As before, so again. Just a week after the Cube saw Ergo Phizmiz’s playful, slightly barking lofi-opera ‘The Third Policeman’, QU Junktions bring another tirelessly brilliant underground icon to the creaking, faded seats. Vicki Bennett has been People Like Us for nearly 20 years now (and has actually collaborated with Mr Phizmiz), scalpel-ing audio and visual into disorientating and surreal new collages, films and music that are clever, queasy, funny and shot through with gently zinging humour. A big believer in free distribution of almost all her work (UbuWeb is bulging right now), Bennett’s work is equally suited to the Sonar festival as the Southbank Centre (where ‘Magical Misery Tour’ debuted), and is also cool enough to merit a weekly show on terrific US radio station WFMU. And you really have no excuse to miss a show that splices a bloody bath full of horror clips into a twitchy, mutant new whole. That’s a general life rule by the way, write it down.
People Like Us: Magical Misery Tour
Haunted Cinema from two contrasting visual and audio artists who wrestle new sight and sound lines from trailing edge technology and past-master material. From the deft and humorously subversive People Like Us comes a new ‘Horror Collage’, while via Japan/New York comes Aki Onda performing a rare set on his famous cassette Walkmans.
Look Behind You… She Is Back! Vicki Bennett aka People Like Us raids the tombs of HORROR films, plundering the Un-Dead and cutting up scared suburban teenagers amongst many victims into a delicious perverse A/V set which premiered at The Sound of Fear at da Southbank Centre under the working title of Horror Collage. The source material is 95% from horror movies, with the content portraying not so much a scary nightmare but a journey through the underworld of everyday human experiences. It is not true to say you do not relate to this kind of horror movie. Truth is stranger than fiction. Having said this, People Like Us, as ever, see the positive and sometimes humorous side of the most ghastly scenarios, and by accompanying the edited found feature film footage with new sample collage pop songs, elevate you from the swamp.
Since 1991 British artist Vicki Bennett has been an influential figure in the field of audio visual collage, through her innovative sampling, appropriating and cutting up of found footage and archives.
The queen of the collage has blood on her hands, enjoy the horror of it all.
Aki Onda is an artist whose musical instrument of choice is the cassette Walkman. He captures field recordings with the cassettes and then physically manipulates the tape machines with electronics in his performances to mesmerising effect.

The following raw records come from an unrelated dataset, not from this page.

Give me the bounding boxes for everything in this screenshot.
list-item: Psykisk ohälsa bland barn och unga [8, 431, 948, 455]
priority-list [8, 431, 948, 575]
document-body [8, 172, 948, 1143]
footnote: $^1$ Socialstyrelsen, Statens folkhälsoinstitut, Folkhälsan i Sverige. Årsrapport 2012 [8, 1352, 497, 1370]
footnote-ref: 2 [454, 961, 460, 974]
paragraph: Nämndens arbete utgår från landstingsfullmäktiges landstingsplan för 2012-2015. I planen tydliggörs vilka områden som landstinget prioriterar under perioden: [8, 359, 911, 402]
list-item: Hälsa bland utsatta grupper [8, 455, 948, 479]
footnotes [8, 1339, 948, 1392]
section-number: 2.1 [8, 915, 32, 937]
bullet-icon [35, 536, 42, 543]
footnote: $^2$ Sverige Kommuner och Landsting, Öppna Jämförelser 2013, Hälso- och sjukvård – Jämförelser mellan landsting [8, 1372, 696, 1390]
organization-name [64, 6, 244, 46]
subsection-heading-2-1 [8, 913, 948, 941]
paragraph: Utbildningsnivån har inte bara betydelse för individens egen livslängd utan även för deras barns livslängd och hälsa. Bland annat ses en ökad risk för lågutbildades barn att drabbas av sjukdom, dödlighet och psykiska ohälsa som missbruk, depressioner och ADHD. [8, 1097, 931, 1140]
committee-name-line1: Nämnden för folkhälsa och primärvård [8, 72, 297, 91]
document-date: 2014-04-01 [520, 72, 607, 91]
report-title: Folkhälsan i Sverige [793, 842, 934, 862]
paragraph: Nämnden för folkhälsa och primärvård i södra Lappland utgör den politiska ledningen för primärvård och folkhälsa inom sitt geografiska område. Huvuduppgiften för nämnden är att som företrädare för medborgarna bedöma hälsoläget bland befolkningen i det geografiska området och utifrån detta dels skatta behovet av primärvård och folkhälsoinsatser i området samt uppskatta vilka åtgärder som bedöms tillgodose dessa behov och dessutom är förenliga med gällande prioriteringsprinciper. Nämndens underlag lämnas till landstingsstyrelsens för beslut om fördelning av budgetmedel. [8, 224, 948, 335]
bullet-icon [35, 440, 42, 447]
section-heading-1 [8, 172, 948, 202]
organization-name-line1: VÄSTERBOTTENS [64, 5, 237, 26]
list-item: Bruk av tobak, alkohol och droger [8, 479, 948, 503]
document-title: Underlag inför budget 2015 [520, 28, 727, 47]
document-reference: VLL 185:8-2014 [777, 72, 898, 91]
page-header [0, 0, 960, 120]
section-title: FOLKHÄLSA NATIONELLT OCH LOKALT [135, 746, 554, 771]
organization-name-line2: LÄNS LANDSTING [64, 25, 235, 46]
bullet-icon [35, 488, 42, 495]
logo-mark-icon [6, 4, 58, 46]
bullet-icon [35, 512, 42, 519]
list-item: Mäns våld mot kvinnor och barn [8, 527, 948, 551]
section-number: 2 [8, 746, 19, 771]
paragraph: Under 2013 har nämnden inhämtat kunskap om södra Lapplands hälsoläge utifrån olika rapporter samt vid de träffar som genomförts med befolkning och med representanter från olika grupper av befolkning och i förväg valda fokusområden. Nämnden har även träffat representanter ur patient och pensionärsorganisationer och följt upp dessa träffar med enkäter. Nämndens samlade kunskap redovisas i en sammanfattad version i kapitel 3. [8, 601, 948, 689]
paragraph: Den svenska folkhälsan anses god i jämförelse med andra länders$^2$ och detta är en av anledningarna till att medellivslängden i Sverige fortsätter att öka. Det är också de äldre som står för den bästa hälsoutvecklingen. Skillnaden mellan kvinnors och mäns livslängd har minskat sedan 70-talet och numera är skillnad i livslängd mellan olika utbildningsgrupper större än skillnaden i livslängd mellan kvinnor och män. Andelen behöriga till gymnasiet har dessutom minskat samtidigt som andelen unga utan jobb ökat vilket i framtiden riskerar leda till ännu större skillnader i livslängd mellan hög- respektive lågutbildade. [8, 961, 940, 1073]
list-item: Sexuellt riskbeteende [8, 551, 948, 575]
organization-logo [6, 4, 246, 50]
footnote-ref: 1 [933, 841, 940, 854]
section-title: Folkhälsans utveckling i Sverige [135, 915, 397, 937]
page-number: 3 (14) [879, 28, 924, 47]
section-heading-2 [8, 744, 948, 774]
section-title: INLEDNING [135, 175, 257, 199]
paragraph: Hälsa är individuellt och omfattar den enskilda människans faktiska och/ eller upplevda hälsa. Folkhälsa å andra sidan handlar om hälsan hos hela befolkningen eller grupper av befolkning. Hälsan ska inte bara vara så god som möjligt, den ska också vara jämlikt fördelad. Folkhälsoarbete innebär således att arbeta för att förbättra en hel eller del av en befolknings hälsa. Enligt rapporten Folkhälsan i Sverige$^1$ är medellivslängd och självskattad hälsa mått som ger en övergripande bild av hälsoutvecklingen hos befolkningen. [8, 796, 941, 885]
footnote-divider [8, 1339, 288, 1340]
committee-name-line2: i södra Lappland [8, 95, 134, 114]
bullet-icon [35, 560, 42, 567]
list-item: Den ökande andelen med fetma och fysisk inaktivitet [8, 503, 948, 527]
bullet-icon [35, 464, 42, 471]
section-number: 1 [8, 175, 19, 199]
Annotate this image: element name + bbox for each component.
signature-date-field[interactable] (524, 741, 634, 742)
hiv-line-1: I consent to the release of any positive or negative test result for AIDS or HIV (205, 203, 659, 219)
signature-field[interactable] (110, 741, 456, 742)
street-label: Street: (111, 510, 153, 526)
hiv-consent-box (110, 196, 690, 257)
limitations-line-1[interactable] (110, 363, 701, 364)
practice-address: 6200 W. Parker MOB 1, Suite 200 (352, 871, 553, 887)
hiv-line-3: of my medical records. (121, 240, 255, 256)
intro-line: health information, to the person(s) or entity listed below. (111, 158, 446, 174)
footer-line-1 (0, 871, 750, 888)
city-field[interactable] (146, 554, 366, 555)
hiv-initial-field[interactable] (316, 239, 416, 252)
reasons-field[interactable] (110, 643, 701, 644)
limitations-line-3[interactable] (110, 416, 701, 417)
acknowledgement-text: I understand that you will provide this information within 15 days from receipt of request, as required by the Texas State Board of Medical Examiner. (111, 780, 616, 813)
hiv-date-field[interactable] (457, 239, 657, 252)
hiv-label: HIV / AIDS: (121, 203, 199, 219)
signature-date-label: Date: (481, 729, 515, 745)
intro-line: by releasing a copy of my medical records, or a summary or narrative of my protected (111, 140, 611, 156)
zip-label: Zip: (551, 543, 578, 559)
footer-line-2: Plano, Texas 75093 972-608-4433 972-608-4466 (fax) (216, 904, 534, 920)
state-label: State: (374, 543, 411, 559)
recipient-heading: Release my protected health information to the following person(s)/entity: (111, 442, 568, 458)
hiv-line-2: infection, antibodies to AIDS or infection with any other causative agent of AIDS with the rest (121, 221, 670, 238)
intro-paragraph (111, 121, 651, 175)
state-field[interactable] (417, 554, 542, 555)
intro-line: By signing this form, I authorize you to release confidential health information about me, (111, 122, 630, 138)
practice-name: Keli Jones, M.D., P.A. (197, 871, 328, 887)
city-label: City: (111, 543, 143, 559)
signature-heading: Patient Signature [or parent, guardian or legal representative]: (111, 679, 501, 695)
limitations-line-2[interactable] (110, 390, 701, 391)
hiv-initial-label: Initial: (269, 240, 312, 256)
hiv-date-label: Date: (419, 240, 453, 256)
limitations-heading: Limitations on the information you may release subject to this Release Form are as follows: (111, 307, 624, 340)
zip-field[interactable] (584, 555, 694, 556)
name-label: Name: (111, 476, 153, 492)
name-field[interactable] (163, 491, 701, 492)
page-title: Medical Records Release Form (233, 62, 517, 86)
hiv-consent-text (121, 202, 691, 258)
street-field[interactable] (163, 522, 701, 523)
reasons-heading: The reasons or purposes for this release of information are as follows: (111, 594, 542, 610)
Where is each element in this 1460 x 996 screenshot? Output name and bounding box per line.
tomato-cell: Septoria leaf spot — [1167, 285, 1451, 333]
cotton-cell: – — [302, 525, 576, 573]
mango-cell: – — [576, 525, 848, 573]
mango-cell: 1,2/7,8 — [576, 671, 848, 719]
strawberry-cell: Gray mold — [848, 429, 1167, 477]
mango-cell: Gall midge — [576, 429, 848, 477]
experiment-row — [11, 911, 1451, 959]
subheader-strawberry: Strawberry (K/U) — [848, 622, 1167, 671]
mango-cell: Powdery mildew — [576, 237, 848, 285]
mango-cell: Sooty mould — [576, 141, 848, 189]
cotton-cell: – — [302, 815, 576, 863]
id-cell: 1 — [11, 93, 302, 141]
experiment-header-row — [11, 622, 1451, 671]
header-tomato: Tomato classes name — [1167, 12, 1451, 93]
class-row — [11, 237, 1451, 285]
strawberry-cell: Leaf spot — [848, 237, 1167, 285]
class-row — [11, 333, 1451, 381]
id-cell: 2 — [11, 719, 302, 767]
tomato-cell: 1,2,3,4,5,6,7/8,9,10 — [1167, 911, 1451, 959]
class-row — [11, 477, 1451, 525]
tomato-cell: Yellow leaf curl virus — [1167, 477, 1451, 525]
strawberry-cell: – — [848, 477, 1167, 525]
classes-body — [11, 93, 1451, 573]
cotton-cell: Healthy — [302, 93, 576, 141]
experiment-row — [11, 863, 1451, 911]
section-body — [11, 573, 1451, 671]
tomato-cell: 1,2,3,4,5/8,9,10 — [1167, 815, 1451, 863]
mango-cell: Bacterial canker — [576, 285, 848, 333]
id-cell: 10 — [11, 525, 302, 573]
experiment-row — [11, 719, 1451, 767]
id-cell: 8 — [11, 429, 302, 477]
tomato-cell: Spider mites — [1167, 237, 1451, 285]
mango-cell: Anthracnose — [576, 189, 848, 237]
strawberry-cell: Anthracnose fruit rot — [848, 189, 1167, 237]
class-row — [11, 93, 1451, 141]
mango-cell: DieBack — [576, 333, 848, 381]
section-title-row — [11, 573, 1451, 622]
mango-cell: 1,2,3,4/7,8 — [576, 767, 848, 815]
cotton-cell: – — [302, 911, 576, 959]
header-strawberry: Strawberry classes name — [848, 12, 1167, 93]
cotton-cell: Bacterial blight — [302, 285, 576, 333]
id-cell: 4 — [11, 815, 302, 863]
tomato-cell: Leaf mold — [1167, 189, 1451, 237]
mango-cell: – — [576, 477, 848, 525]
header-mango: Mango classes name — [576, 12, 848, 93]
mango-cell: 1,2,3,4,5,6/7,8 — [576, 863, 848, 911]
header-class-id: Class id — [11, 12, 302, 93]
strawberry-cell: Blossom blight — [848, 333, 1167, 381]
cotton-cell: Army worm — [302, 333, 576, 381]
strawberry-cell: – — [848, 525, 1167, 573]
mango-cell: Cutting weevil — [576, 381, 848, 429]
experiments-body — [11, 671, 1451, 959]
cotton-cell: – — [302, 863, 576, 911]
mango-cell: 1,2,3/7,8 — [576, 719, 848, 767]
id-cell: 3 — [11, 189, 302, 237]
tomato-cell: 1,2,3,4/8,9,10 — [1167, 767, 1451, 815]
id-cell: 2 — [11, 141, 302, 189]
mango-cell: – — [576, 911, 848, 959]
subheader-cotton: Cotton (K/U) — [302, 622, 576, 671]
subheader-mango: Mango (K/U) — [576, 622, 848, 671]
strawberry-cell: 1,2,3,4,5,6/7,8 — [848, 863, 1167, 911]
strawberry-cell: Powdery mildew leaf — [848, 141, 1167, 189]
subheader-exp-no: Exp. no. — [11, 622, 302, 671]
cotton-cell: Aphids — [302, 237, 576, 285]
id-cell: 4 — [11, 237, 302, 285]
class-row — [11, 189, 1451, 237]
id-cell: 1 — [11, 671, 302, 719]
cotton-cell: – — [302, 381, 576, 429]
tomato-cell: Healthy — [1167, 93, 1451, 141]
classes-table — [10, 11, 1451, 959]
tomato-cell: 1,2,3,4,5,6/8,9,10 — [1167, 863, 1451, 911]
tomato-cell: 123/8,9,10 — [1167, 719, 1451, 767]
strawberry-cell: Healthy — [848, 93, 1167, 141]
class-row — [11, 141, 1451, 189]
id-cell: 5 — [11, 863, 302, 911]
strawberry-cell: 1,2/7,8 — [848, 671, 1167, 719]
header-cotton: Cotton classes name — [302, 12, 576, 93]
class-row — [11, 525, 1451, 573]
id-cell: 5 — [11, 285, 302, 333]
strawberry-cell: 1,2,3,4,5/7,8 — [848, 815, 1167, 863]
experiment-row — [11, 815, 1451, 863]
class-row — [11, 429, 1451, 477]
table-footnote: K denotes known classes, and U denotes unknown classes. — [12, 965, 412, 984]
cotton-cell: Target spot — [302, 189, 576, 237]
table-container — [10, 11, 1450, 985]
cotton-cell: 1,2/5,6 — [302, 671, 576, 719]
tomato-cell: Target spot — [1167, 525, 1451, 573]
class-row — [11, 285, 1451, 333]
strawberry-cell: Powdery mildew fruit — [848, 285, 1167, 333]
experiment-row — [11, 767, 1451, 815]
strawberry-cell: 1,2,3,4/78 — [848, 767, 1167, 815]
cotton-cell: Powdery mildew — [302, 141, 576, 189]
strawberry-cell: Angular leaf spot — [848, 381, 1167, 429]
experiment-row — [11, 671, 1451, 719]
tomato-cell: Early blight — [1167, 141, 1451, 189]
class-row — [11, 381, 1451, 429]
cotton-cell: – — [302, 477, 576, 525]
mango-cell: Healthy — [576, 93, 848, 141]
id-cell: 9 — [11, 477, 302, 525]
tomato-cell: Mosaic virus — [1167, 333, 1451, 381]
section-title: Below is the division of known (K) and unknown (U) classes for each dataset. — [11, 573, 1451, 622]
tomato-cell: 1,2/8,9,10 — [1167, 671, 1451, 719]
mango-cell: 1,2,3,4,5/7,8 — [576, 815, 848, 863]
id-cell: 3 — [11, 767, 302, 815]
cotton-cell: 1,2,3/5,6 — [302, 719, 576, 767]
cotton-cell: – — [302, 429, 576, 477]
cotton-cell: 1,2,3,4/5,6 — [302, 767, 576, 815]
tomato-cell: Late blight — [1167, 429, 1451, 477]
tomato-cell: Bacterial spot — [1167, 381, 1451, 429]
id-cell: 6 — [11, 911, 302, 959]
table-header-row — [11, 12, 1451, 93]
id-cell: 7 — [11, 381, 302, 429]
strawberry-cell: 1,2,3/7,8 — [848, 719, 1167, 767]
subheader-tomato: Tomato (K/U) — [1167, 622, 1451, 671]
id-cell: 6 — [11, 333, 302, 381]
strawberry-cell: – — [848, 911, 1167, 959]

Strikingly poetic with ghosts of the physical, and invisible captured in his sound world, Onda re-examines moments of time he has spent wandering and recording. Maximising the micro-narrative/diary-like elements contained in his performances Onda fits perfectly a film festival.
Onda started making music with the sampler and computer, and formed Audio Sports with Eye Yamatsuka (of The Boredoms) and Nobukazu Takemura in Osaka in 1990. He then became a sought after producer before starting his travels and recording his cassettes, taking photos and collaborating.